21 Kasım 2012 Çarşamba

Sandy ve Amerika'daki Bağış Mantığı

Bir iki gün önce I-House'da New York'taki Sandy Kasırgası'nda zarar görenler için "potluck" düzenlendi. Potluck'da herkes birşeyler getiriyor, 15 kişi katılmışsa 15 çeşit yiyecek oluyor ama getirmek zorunlu değil. Ben de mercimek köftesi yaptım.
 
Yemekleri yiyenler Sandy için bağış yaptılar. Tahmin ettiğimden daha az insan olan bu etkinlik eğer "free" yemek şeklinde olsaydı eminin çok daha kalabalık olurdu. Amerika'da nerede "free" bir olay varsa orada bir insan bolluğu oluyor. Türkiye'de de en son katıldığım Beypazarı Festivali'nde bedava dağıtılan maden suları için insanların birbirini nasıl ezdiğini görünce beleşin tadının insanlara farklı geldiğininden emin oldum. Böyle koca koca teyzeler, amcalar bir şişe maden suyu için ölümüne mücadele vermişlerdi, ben de uzaktan büyük bir şaşkınlık daha doğrusu hüzünlü bir duyguyla izlemiştim onları..

Dönelim buraya; Amerika'da günün hemen her saatinde, her gittiğiniz yerde sizden "Donation" adı altında bağış isteyebiliyorlar. Herhangi bir yerden alışveriş yaparken tam ödemeyi yapacağınız zaman "şuraya bağış yapmak ister misiniz" soruyla karşılaşmanız çok muhtemel.
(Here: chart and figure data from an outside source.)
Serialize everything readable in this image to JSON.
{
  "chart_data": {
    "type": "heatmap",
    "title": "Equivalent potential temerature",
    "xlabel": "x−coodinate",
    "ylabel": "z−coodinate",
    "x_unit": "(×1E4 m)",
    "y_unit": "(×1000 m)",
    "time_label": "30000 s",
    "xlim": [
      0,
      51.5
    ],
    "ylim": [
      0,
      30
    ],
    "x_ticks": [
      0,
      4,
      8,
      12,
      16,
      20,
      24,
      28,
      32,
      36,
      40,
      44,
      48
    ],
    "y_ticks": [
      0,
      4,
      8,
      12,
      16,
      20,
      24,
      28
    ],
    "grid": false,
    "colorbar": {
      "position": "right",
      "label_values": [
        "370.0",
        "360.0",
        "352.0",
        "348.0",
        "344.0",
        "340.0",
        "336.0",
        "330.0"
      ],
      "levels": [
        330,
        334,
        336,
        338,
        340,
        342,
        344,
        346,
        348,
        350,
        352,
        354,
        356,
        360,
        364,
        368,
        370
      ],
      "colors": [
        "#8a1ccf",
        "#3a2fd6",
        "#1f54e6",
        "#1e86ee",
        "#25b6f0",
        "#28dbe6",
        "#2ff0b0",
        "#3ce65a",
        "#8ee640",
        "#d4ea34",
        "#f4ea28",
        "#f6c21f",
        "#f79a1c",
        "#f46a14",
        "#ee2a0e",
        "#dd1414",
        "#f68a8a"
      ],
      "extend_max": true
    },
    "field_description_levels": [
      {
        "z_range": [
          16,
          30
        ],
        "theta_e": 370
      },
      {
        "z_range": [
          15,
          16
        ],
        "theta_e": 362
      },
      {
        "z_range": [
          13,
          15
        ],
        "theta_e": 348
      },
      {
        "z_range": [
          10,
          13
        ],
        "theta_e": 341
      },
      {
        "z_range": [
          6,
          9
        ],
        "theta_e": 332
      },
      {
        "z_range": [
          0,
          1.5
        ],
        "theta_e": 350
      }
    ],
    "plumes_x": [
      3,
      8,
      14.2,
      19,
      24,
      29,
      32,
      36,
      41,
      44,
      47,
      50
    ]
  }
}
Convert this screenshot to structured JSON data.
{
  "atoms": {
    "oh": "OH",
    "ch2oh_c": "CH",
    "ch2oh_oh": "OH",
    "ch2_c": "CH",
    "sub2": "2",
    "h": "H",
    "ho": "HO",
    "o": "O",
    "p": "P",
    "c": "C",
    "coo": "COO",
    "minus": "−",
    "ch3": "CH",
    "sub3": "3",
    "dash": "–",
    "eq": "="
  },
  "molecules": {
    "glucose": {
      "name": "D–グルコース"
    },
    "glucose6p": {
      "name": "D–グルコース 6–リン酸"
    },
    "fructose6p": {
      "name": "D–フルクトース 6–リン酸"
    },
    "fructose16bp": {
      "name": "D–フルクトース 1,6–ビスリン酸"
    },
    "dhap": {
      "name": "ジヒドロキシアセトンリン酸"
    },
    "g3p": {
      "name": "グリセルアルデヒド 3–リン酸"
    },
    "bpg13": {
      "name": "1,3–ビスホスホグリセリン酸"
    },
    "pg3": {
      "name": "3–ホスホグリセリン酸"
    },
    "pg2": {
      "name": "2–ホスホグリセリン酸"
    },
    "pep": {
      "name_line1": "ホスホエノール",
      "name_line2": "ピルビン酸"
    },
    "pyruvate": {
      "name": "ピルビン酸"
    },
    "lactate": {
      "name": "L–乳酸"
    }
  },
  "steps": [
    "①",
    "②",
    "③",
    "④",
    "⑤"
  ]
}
Bu yer bir markanın şube kasası da olabiliyor bir market kasası da.
Evet, Sandy Kasırgası ile Amerika'nın da doğal afetlerde umulandan daha zor toparlandığını görmüş olduk. Özellikle New York'ta benzin kuyrukları kilometreleri bulurken iki hafta bazı yerlere elektrik verilemedi. Evsiz kalanlar, eşyaları yerle bir olanlar, arabaları birbirine girenler ve daha farklı biçimde zarar görenler. Benim en çok dikkatimi çeken bir bölgede belki yirmi istasyondan sadece bir tanesinin açık olması, açık olanlarda da doğal olarak inanılmaz derecede uzun kuyrukların oluşmasıydı..

Gelelim bizim Sandy için yardım Potluck'ımıza. Burada yedirip içirmeden bağıştan pek bahsedilmiyor gibi. Bu olay bana her ne kadar garip gelse de bir tabak da ben götüreyim mantığıyla katkıda bulundum.
Tayvan'dan
(Bizim bildiğimiz makarna salatasına benziyor)

Kolombiya'dan Patates Salataları
(Bunlar da bildiğimiz patates salataları)

 
Pudingli Hindi

Hindi Amerika'da çok tüketiliyor.  O kadar ki % 88 oranında tüketim rakamları var. Pudingli versiyonu da bu tüketim biçimlerinden biri. Bizim ülkemizin adının aynı zamanda "Mankafa, aptal" manalarına da gelen bir hayvan ismiyle eşdeğer anılmasının ne kadar saçma olduğunu bu kelimeyi her görüşümde bir kere daha anlıyorum. Bir derste hocanın şu söylediğine o an konuşma isteğim hiç olmadığı için karşılık vermedim ama güya hindiler "turk, turk, turk" diye ses çıkardıları için onlara turkey deniliyormuş. Aşağılama ifadesi olarak neden kullanıldığı ise konuşulmayanlar arasındaydı..

Benim yaptığım mercimek topları

Bir çeşit Çin yemeği:
(Bizim kırmızı biber dolmasının iç-dış edilmiş hali)

Böylece bağış istenen ve bedava olmayan bir olayda ne kadar az insan olabileceğini ya da her zaman dilimde, her mekanda bağış istendiğinden insanların belki biraz da bıkmış olabileceklerini görmüş olduk.